2e mouvement : v. 14 à 26
- Intro : Nous verrons dans ce mouvement la transfiguration progressive du mendiant par le
regard du poète rêveur.
- L’observation du vieil homme déclenche chez le poète une rêverie méditative comme le
montre l’adjectif « pensif » dans le v. 15. Il ne prête pas beaucoup d’attention à ce que lui
dit le vieil homme, son imagination est ailleurs.
- Il l’invite cependant à sécher son manteau mouillé. Le rejet du CC Lieu « devant la
cheminée » du v. 17 met en valeur cette source de chaleur, mais aussi de lumière, élément
qui va jouer dans les derniers vers un rôle essentiel dans la vision du poète.
- Commence alors une description du manteau. De description réaliste avec les
caractérisations péjoratives « tout mangé des vers, et jadis bleu », elle devient de plus en
plus lyrique :
 Le champ lexical de la lumière : « cheminée, feu, lueur, braise, étoilé »,
 la redondance formée par le participe « étalée » et l’adverbe « largement » (v.19)
 et l’hyperbole « mille trous » …..
qui rendent le manteau de plus en plus grand préparent la comparaison du vers 21 :
« semblait un ciel noir étoilé ». Tous ces procédés donnent au manteau une valeur
supérieure. Il se transforme en ciel et les trous qui laissent voir la lumière du feu deviennent
des étoiles. Il est ennobli, transformé, transfiguré.
- Dans les v. 22 et 23, Hugo opère un bref retour à la réalité pathétique et misérable du
manteau avec le GN « haillon désolé, d’où ruisselaient la pluie et l’eau des frontières » afin
de relever le contraste entre la réalité et la vision qui embellit cette réalité.
- Le verbe « songer » fait allusion à cette vision dans laquelle il est absorbé et qui lui révèle
en outre la nature de ce mendiant, « un homme plein de prières » (v.24), un saint homme
donc.
- Les verbes de perception « regardais » et « voyais » aux v. 25 et 26 renvoient à cette faculté
qui distingue le poète du commun des mortels, celle de voir la réalité cachée au-delà des
apparences, de décoder le mystère du monde. Hugo a su déceler la beauté derrière le vieux
manteau rongé de vers
- Le poème se clôt sur une sorte d’apothéose : « Sa bure où je voyais des constellations. ».
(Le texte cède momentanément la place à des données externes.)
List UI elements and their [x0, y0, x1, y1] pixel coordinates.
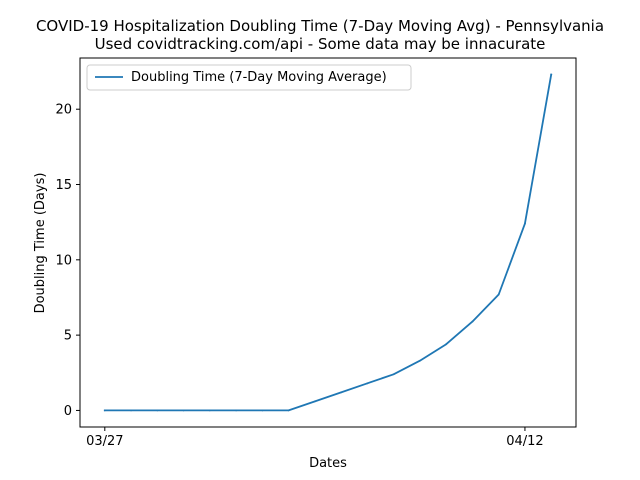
plot-area — [80, 58, 576, 427]
data-point — [182, 409, 185, 412]
y-tick-label: 0 — [64, 404, 72, 419]
data-point — [524, 222, 526, 225]
y-tick-label: 10 — [55, 253, 72, 268]
data-point — [208, 409, 211, 412]
data-point — [313, 400, 316, 403]
data-point — [366, 382, 369, 385]
data-point — [340, 391, 343, 394]
legend-label: Doubling Time (7-Day Moving Average) — [131, 70, 387, 85]
data-point — [261, 409, 264, 412]
legend-box — [86, 64, 412, 91]
legend: Doubling Time (7-Day Moving Average) — [86, 64, 412, 91]
plot-frame — [79, 57, 577, 428]
data-point — [103, 409, 106, 412]
y-tick-label: 5 — [64, 329, 72, 344]
data-point — [419, 359, 421, 362]
data-point — [445, 343, 448, 346]
series-line-0 — [103, 73, 553, 412]
data-point — [156, 409, 159, 412]
y-tick-label: 15 — [55, 178, 72, 193]
data-point — [392, 373, 395, 376]
data-point — [130, 409, 132, 412]
y-tick-label: 20 — [55, 103, 72, 118]
x-axis-label: Dates — [309, 456, 347, 471]
data-point — [497, 293, 500, 296]
y-axis-label: Doubling Time (Days) — [33, 173, 48, 314]
chart-title: COVID-19 Hospitalization Doubling Time (… — [35, 17, 605, 35]
x-tick-label: 03/27 — [86, 434, 123, 449]
data-point — [235, 409, 237, 412]
data-point — [550, 73, 553, 76]
chart-subtitle: Used covidtracking.com/api - Some data m… — [94, 35, 546, 53]
x-tick-label: 04/12 — [506, 434, 543, 449]
data-point — [471, 320, 474, 323]
data-point — [287, 409, 290, 412]
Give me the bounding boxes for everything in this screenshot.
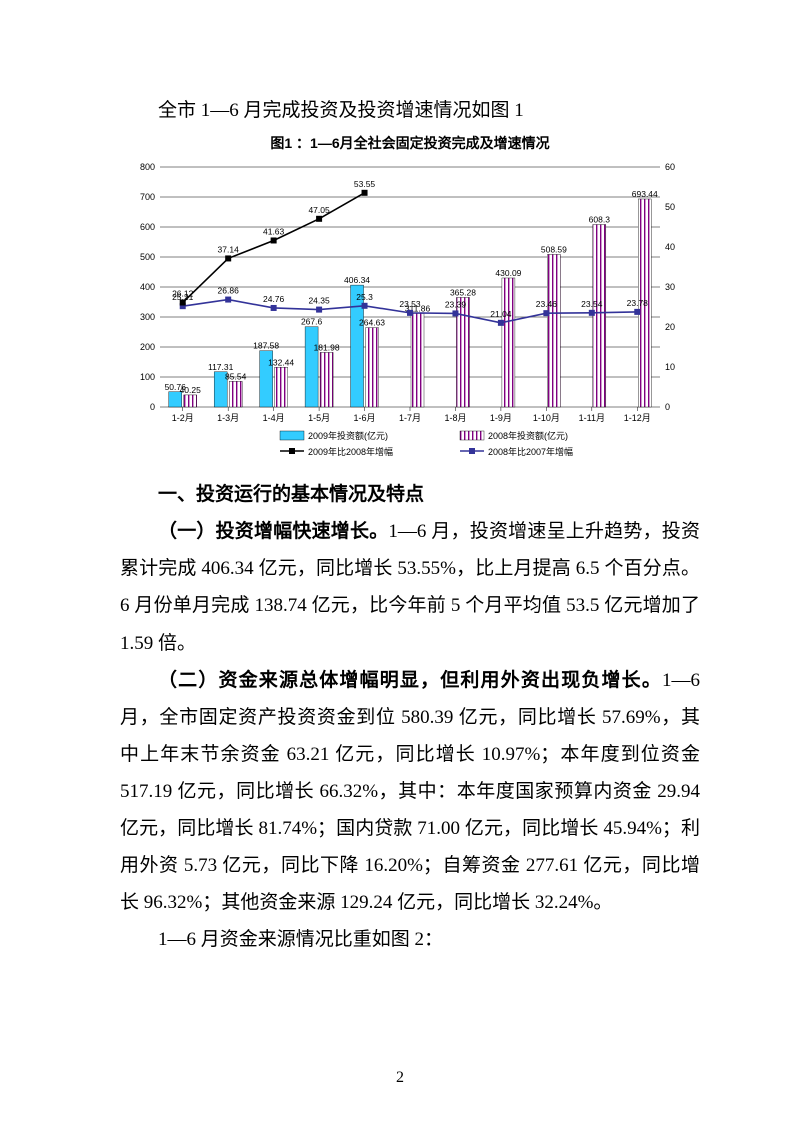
para1-bold: （一）投资增幅快速增长。 <box>158 521 388 542</box>
svg-text:1-11月: 1-11月 <box>579 413 605 423</box>
svg-text:24.35: 24.35 <box>308 296 330 306</box>
svg-text:1-10月: 1-10月 <box>533 413 560 423</box>
svg-text:264.63: 264.63 <box>359 318 385 328</box>
svg-text:1-4月: 1-4月 <box>263 413 285 423</box>
svg-text:100: 100 <box>140 372 155 382</box>
svg-text:500: 500 <box>140 252 155 262</box>
svg-text:1-3月: 1-3月 <box>217 413 239 423</box>
svg-text:26.86: 26.86 <box>218 286 240 296</box>
svg-text:1-7月: 1-7月 <box>399 413 421 423</box>
svg-text:23.54: 23.54 <box>581 299 603 309</box>
paragraph-1: （一）投资增幅快速增长。1—6 月，投资增速呈上升趋势，投资累计完成 406.3… <box>120 513 700 661</box>
svg-text:21.04: 21.04 <box>490 309 512 319</box>
svg-text:608.3: 608.3 <box>589 215 611 225</box>
svg-text:600: 600 <box>140 222 155 232</box>
svg-text:2009年投资额(亿元): 2009年投资额(亿元) <box>308 430 388 441</box>
svg-text:20: 20 <box>665 322 675 332</box>
svg-text:23.78: 23.78 <box>627 298 649 308</box>
svg-text:1-2月: 1-2月 <box>172 413 194 423</box>
svg-text:200: 200 <box>140 342 155 352</box>
svg-text:365.28: 365.28 <box>450 288 476 298</box>
svg-text:117.31: 117.31 <box>208 362 234 372</box>
paragraph-2: （二）资金来源总体增幅明显，但利用外资出现负增长。1—6 月，全市固定资产投资资… <box>120 662 700 921</box>
page-root: 全市 1—6 月完成投资及投资增速情况如图 1 图1 ：1—6月全社会固定投资完… <box>0 0 800 1132</box>
svg-text:132.44: 132.44 <box>268 358 294 368</box>
svg-text:40.25: 40.25 <box>180 385 202 395</box>
svg-text:1-8月: 1-8月 <box>444 413 466 423</box>
svg-text:508.59: 508.59 <box>541 245 567 255</box>
svg-text:37.14: 37.14 <box>218 245 240 255</box>
svg-text:187.58: 187.58 <box>253 341 279 351</box>
svg-text:1-6月: 1-6月 <box>354 413 376 423</box>
svg-text:267.6: 267.6 <box>301 317 323 327</box>
svg-text:24.76: 24.76 <box>263 294 285 304</box>
svg-text:300: 300 <box>140 312 155 322</box>
svg-text:85.54: 85.54 <box>225 372 247 382</box>
svg-text:693.44: 693.44 <box>632 189 658 199</box>
svg-text:41.63: 41.63 <box>263 227 285 237</box>
svg-text:406.34: 406.34 <box>344 275 370 285</box>
svg-text:1-12月: 1-12月 <box>624 413 651 423</box>
svg-text:2008年投资额(亿元): 2008年投资额(亿元) <box>488 430 568 441</box>
svg-text:23.46: 23.46 <box>536 299 558 309</box>
svg-text:0: 0 <box>665 402 670 412</box>
svg-text:430.09: 430.09 <box>495 268 521 278</box>
svg-text:181.98: 181.98 <box>314 343 340 353</box>
svg-text:2008年比2007年增幅: 2008年比2007年增幅 <box>488 446 573 457</box>
svg-text:800: 800 <box>140 162 155 172</box>
page-number: 2 <box>0 1069 800 1087</box>
chart-svg: 0 100 200 300 400 500 600 700 800 0 10 20 30 40 50 60 1-… <box>120 157 700 467</box>
svg-text:60: 60 <box>665 162 675 172</box>
para2-bold: （二）资金来源总体增幅明显，但利用外资出现负增长。 <box>158 670 662 691</box>
svg-text:30: 30 <box>665 282 675 292</box>
section-1-heading: 一、投资运行的基本情况及特点 <box>120 477 700 513</box>
svg-text:25.3: 25.3 <box>356 292 373 302</box>
svg-text:26.12: 26.12 <box>172 289 194 299</box>
svg-text:2009年比2008年增幅: 2009年比2008年增幅 <box>308 446 393 457</box>
svg-text:700: 700 <box>140 192 155 202</box>
para2-text: 1—6 月，全市固定资产投资资金到位 580.39 亿元，同比增长 57.69%… <box>120 670 700 913</box>
paragraph-3: 1—6 月资金来源情况比重如图 2： <box>120 921 700 958</box>
svg-text:23.39: 23.39 <box>445 300 467 310</box>
svg-text:10: 10 <box>665 362 675 372</box>
svg-text:53.55: 53.55 <box>354 179 376 189</box>
svg-text:40: 40 <box>665 242 675 252</box>
svg-text:400: 400 <box>140 282 155 292</box>
svg-text:47.05: 47.05 <box>308 205 330 215</box>
intro-line: 全市 1—6 月完成投资及投资增速情况如图 1 <box>120 95 700 127</box>
svg-text:23.53: 23.53 <box>399 299 421 309</box>
svg-text:50: 50 <box>665 202 675 212</box>
chart-figure-1: 0 100 200 300 400 500 600 700 800 0 10 20 30 40 50 60 1-… <box>120 157 700 467</box>
chart-title: 图1 ：1—6月全社会固定投资完成及增速情况 <box>120 133 700 153</box>
svg-text:1-5月: 1-5月 <box>308 413 330 423</box>
svg-text:0: 0 <box>150 402 155 412</box>
svg-text:1-9月: 1-9月 <box>490 413 512 423</box>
 L’emploi du mot « bure », tissu grossier qui désigne par métonymie la robe du moine
fait écho à l’expression « homme plein de prières » du v.24 et transforme le mendiant
en une créature divine.
 La métaphore des constellations, mot appuyé et amplifié par la diérèse, procure une
dimension cosmique au manteau.
- L’impression qui se dégage finalement de ces vers, c’est que le personnage du mendiant
est comme un envoyé de Dieu.
- Conc : Le poète voyant, en observant un personnage humble et misérable, est donc capable
d’y découvrir des significations cachées.

III. LA CONCLUSION
- Bilan : Pour résumer mes propos, « Le Mendiant » est une illustration de l’art de Victor
Hugo de dépasser le monde réel, prosaïque et triste pour accéder par sa poésie à une réalité
supérieure et cachée.
- Ouverture : Ce poème fait écho au vers de Baudelaire adressé à la ville de Paris « Tu m’as
donné ta boue, et j’en ai fait de l’or » puisque Hugo, tel un alchimiste, a transmuté la misère
en beauté, le « haillon » en « constellations ».